O local conhecido como Saco corresponde atualmente à sede do município de Aurora do Tocantins, antigo distrito de Taguatinga. No julgado, havia:

  • 150 fazendas, das quais se exportavam anualmente 2.300 bois, vendidos a preços que variavam de 4$000 a 6$000 por cabeça. Além disso, exportavam 100 cavalos, ao custo de 10$000 a 12$000 cada.
  • A produção local incluía aguardente, vendida a 9$000 o barril de 24 frascos pequenos
  • rapaduras, cujo preço variava entre 160 e 210 réis.

Os direitos municipais eram arrecadados por meio da aferição de balanças, ganchos e pesos, além de uma taxa de 320 réis por cabeça de gado.

Austríaco Johan Emanuel Pohl, registra sua passagem no Brasil entre 1817 e 1821

O naturalista austríaco Johan Emanuel Pohl, que esteve no Brasil de 1817 a 1821, registrou sua viagem detalhadamente na obra Viagem no Interior do Brasil, publicada em Viena em 1832. Durante sua passagem por Arraias, Pohl reencontrou o Capitão Felipe Antônio Cardoso, a quem havia conhecido na vila da Palma em julho de 1819.

Naquele período, fazia quatro meses que havia falecido o pai do Capitão Felipe, o Capitão-mor Domingos Antônio Cardoso, um nobre português residente em Arraias e proprietário de uma grande fortuna.
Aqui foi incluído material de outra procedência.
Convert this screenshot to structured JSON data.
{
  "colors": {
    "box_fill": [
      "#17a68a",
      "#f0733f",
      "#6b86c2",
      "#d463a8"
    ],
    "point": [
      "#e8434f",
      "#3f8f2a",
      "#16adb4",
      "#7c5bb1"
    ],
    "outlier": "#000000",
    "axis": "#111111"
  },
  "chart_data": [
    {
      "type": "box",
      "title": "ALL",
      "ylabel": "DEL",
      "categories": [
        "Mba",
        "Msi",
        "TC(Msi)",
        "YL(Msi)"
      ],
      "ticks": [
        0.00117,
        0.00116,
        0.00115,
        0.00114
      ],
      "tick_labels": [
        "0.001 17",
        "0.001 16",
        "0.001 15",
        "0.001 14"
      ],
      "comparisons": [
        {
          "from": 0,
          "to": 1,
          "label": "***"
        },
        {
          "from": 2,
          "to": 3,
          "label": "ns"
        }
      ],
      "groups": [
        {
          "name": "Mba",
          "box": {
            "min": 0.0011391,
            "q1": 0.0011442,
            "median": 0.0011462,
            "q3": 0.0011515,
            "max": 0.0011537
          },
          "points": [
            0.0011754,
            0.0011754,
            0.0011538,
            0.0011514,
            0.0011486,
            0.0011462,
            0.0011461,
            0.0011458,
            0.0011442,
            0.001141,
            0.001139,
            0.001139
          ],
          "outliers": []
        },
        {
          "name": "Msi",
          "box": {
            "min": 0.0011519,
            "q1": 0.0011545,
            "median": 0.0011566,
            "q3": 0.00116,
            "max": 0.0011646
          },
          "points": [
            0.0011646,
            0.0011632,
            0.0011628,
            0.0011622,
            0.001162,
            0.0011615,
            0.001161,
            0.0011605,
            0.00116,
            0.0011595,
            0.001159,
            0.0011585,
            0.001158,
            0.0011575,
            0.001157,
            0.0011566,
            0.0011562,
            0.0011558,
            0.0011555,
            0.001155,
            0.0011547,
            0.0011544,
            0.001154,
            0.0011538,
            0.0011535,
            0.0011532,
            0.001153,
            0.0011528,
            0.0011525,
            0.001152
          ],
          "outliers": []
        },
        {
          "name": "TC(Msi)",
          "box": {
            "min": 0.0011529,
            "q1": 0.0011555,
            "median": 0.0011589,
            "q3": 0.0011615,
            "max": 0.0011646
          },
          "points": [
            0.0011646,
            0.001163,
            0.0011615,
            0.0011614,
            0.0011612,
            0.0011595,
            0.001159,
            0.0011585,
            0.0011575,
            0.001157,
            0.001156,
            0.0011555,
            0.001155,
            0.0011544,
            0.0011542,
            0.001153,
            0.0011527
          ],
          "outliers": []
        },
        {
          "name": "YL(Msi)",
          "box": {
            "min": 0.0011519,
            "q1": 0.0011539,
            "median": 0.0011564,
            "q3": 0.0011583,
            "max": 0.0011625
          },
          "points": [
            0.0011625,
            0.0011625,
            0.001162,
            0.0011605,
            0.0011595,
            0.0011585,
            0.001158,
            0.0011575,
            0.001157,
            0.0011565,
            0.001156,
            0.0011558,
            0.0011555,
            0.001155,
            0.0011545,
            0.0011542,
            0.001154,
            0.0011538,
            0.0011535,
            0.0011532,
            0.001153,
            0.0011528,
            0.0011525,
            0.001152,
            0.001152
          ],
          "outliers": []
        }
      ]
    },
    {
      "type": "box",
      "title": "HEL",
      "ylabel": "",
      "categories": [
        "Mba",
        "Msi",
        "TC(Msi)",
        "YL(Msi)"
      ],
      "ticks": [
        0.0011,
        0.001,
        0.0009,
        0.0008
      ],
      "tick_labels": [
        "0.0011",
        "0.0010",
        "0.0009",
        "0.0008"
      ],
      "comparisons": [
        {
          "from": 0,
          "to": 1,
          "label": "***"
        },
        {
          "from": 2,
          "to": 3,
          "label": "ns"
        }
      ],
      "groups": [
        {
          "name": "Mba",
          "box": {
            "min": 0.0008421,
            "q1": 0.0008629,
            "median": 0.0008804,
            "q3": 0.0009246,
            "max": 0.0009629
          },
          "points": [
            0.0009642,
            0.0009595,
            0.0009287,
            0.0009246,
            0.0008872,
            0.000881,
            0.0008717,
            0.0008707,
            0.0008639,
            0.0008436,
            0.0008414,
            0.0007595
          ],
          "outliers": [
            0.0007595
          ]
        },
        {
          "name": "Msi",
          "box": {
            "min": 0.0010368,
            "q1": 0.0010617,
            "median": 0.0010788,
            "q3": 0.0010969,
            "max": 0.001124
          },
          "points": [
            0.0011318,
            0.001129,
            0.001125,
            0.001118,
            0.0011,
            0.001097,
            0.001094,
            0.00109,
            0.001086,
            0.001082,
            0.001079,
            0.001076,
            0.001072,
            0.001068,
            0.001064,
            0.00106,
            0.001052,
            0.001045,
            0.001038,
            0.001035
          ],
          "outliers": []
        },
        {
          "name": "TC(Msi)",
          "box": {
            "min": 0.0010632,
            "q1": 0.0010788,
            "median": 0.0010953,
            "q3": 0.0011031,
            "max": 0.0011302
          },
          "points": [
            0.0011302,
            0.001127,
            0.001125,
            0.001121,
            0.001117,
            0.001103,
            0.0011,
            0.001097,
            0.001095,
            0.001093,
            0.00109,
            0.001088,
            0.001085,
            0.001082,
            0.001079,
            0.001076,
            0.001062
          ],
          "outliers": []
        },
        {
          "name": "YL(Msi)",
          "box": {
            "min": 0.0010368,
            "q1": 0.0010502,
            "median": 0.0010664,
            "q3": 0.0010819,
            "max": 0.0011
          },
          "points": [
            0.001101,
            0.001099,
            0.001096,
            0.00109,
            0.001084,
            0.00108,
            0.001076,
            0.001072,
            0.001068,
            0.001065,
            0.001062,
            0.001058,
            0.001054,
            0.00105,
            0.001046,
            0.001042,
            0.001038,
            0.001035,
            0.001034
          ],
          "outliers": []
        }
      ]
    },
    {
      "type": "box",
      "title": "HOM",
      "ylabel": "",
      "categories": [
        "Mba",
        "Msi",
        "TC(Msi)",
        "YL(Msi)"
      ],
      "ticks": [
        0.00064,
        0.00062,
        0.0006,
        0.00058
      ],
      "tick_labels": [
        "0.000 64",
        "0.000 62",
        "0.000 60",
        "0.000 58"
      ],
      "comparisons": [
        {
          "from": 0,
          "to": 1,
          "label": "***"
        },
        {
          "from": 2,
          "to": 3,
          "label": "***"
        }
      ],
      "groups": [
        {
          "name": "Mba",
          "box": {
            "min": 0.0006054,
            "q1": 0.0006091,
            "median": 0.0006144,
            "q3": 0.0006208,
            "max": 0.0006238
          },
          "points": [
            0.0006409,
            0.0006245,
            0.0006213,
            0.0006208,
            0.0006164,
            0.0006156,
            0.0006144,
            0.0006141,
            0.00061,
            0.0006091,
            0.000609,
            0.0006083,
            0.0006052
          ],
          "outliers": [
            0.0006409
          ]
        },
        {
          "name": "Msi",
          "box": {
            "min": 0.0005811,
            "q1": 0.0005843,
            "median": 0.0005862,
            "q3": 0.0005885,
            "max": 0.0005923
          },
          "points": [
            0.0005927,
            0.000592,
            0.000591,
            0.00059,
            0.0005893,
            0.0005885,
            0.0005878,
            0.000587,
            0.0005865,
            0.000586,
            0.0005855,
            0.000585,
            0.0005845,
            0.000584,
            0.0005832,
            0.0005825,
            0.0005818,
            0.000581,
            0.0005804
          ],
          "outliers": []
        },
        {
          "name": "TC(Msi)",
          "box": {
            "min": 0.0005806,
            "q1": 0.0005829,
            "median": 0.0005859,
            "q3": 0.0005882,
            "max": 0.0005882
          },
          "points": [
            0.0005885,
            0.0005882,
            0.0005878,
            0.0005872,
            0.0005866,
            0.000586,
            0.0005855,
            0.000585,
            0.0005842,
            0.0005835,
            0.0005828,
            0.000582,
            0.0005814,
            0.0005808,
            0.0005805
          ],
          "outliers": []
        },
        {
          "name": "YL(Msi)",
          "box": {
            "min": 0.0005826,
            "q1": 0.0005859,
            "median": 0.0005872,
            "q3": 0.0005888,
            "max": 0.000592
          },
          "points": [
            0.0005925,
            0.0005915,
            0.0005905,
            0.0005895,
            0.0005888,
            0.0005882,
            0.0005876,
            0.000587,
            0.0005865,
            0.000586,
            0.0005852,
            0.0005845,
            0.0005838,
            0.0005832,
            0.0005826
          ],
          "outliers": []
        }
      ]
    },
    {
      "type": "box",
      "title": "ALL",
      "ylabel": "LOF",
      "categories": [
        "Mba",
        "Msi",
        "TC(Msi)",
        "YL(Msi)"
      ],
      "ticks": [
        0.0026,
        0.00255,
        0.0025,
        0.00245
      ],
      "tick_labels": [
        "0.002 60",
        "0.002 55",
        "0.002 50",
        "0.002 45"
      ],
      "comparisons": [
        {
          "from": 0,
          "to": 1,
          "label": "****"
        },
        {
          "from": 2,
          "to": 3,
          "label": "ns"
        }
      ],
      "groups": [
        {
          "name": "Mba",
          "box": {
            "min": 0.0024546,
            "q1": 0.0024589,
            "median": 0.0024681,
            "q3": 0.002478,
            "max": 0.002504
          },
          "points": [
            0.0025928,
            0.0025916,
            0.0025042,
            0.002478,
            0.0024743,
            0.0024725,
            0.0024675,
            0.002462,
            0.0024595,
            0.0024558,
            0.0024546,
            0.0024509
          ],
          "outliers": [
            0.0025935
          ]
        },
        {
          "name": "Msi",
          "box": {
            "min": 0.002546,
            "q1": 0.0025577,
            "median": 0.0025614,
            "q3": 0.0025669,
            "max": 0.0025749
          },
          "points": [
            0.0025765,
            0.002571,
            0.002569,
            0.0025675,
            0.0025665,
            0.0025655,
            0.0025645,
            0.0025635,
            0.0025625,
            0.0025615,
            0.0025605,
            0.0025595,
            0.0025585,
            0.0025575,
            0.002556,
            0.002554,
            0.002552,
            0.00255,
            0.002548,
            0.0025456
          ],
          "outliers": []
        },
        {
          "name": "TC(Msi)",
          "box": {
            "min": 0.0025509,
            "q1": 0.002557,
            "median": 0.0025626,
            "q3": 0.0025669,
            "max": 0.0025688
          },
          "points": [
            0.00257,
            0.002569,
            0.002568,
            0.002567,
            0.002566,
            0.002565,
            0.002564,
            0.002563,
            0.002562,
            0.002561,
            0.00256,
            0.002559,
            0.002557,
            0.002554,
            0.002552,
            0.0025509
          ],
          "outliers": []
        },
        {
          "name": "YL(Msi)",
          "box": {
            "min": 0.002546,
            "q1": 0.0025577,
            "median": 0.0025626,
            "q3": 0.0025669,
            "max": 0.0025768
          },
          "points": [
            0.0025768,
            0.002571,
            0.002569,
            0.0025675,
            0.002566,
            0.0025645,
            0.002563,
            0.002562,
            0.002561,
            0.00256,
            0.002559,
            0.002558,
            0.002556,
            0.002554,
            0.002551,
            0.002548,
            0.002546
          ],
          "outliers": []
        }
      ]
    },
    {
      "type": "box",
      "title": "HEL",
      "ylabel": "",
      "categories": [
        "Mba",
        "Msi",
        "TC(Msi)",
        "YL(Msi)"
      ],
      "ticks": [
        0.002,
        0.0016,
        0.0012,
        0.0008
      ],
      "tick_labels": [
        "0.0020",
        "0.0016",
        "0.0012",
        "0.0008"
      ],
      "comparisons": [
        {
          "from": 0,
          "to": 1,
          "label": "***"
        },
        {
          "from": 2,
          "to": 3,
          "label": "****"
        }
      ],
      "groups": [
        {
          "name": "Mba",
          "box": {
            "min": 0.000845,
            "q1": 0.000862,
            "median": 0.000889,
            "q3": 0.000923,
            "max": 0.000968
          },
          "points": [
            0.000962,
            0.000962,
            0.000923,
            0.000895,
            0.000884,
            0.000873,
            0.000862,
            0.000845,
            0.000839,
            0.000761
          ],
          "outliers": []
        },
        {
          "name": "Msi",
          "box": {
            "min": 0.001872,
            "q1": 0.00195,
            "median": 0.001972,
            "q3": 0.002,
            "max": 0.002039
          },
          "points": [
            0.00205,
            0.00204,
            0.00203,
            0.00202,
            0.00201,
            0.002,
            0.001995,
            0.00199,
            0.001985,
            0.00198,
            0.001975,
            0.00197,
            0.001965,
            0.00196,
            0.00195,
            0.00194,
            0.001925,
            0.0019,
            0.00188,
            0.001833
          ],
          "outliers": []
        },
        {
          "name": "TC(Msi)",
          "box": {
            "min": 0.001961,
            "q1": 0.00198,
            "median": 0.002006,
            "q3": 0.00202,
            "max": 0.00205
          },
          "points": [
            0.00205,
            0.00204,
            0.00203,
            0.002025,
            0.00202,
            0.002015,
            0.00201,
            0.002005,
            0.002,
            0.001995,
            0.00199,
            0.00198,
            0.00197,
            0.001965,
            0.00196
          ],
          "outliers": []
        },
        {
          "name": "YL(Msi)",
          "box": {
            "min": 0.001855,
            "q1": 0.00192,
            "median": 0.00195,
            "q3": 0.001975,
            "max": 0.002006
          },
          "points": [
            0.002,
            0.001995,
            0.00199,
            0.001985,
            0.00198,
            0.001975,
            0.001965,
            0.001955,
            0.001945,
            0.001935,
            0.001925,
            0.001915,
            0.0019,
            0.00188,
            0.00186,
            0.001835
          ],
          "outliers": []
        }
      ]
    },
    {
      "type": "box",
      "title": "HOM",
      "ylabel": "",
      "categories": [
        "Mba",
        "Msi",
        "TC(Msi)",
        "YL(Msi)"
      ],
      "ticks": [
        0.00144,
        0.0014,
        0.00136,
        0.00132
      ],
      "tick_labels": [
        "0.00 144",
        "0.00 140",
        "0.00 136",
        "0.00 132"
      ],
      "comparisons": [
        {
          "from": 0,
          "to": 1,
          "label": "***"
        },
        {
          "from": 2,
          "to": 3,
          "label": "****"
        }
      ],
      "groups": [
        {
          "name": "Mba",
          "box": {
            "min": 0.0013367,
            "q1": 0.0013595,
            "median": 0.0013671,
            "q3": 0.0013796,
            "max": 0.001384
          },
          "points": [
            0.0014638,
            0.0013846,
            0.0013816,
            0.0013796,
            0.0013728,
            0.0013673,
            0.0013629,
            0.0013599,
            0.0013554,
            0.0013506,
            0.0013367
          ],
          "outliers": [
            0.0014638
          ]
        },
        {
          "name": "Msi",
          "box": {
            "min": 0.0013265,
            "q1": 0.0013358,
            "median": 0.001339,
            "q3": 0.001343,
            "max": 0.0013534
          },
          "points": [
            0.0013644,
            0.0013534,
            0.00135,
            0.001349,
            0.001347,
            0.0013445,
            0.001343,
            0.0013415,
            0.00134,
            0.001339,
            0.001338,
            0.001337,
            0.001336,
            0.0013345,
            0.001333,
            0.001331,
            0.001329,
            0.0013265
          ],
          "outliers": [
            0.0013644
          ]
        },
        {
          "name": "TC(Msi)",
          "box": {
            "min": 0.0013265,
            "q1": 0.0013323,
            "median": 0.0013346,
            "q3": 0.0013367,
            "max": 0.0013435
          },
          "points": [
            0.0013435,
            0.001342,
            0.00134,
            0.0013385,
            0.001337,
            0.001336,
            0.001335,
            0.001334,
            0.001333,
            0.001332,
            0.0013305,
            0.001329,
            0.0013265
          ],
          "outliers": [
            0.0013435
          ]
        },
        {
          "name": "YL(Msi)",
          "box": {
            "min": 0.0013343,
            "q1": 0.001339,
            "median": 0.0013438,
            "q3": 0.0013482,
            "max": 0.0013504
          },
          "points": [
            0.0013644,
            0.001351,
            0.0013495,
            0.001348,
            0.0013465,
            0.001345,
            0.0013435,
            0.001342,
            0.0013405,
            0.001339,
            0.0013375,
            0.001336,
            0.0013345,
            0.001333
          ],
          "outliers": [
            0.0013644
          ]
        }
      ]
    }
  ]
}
O encontro com Pohl ocorreu na fazenda Engenho Sumidouro, pertencente à família.

As propriedades do Capitão Felipe somavam treze fazendas, distribuídas por 60 léguas quadradas (dez léguas de comprimento por seis de largura). A fazenda Engenho Sumidouro possuía uma sólida residência principal e trinta casas destinadas aos trabalhadores. No entanto, um incêndio destruiu uma segunda residência no ano anterior, em 1818.

Na propriedade, cultivava-se cana-de-açúcar e trigo, embora o principal produto fosse o gado vacum. Anualmente, criavam-se 4.000 reses, além de cavalos e ovelhas, que vendiam na Bahia, gerando lucros significativos.


Notas:

  1. Alencastre – Anais da província de Goiás, 1863
  2. Este texto é uma adaptação do livro História do Tocantins, obra do renomado escritor e historiador Osvaldo Rodrigues Póvoa (11/05/1925 – 09/11/2023).